Sur le vif

Le ministre israélien Itamar Ben Gvir interdit du territoire français

Rédigé par Lina Farelli | Dimanche 24 Mai 2026



Le ministre des Affaires étrangères, Jean-Noël Barrot, a annoncé samedi 23 mai l'interdiction du territoire français au ministre israélien de la Sécurité intérieure, Itamar Ben Gvir, en raison de ses « agissements inqualifiables » à l'égard des passagers de la flottille pour Gaza.

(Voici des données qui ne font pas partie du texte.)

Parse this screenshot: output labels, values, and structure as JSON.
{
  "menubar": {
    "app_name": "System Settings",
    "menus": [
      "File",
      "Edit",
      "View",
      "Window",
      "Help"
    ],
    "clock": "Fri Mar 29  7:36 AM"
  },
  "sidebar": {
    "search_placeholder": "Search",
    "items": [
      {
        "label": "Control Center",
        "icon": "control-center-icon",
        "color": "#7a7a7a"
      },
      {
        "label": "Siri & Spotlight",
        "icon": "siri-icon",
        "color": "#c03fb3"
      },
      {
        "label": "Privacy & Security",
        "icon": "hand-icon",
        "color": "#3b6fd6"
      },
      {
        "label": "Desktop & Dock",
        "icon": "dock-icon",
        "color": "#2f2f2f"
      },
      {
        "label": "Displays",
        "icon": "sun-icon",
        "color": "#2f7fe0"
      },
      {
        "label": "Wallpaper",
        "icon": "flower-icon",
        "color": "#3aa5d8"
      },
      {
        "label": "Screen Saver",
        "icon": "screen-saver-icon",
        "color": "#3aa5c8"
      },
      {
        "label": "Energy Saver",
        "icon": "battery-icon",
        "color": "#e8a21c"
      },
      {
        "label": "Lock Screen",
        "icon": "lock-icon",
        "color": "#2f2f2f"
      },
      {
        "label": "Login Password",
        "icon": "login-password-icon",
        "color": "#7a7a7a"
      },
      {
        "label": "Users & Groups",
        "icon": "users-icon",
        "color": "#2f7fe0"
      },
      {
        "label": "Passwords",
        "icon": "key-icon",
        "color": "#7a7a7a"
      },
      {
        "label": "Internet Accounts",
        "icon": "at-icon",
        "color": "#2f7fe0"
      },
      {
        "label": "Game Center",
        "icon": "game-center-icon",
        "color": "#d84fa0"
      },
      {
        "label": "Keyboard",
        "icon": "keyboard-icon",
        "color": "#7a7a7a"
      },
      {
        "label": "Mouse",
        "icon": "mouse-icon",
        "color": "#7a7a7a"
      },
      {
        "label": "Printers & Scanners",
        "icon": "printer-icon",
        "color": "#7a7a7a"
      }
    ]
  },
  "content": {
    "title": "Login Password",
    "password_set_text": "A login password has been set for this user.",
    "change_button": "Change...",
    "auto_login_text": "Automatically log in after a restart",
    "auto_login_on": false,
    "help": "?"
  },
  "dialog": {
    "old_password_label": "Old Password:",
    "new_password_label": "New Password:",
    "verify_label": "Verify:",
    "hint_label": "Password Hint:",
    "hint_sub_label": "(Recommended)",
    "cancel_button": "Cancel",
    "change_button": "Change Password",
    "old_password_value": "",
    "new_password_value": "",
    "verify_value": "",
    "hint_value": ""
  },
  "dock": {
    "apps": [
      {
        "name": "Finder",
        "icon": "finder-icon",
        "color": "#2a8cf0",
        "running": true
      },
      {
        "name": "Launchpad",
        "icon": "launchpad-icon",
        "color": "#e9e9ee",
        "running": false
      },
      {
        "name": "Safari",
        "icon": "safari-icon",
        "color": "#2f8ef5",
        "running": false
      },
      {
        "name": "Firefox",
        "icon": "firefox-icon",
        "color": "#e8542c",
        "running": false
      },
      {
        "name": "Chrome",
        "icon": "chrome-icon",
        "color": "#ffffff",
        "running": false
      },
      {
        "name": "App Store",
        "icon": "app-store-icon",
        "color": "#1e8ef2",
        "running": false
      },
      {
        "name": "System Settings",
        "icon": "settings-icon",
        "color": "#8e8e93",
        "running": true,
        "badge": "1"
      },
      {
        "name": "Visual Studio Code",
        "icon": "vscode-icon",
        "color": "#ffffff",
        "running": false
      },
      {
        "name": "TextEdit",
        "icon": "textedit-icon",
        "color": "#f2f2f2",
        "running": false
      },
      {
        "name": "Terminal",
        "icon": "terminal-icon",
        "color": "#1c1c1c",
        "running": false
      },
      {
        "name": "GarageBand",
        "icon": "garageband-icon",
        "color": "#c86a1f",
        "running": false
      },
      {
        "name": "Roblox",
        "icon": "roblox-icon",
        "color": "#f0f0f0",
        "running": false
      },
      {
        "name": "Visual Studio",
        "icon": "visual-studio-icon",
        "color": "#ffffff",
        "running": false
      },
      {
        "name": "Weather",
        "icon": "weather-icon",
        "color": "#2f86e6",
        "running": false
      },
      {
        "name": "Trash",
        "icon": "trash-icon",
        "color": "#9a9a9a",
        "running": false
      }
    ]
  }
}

La décision intervient quatre jours après la diffusion par le ministre d'extrême droite israélien d'une vidéo montrant les militants de la flottille Global Sumud agenouillés, mains liées, sur le pont d'un navire de la marine israélienne. « Bienvenue en Israël, nous sommes chez nous », lançait Ben Gvir face à des dizaines de militants prostrés au sol, dans des images publiées sur les réseaux sociaux du ministre, avec l'hymne national israélien en fond sonore.

Peu après la publication de la vidéo et le tollé qu'elle a provoquée, Jean-Noël Barrot avait convoqué l'ambassadeur d'Israël à Paris pour « exprimer (son) indignation et obtenir des explications », qualifiant ces agissements d'« inadmissibles ». Paris durcit aujourd'hui sa réponse en passant des protestations diplomatiques à une mesure individuelle de portée concrète.

Par cette décision, la France rejoint le camp des pays européens ayant pris des sanctions personnelles contre le ministre israélien. La Slovénie a été en juillet dernier le premier pays de l'Union européenne à déclarer Itamar Ben Gvir et le ministre des Finances, Bezalel Smotrich, persona non grata, suivie par les Pays-Bas et l'Espagne. Le Royaume-Uni, l'Australie, le Canada, la Nouvelle-Zélande et la Norvège avaient déjà pris des mesures similaires en raison de ses incitations répétées à la violence.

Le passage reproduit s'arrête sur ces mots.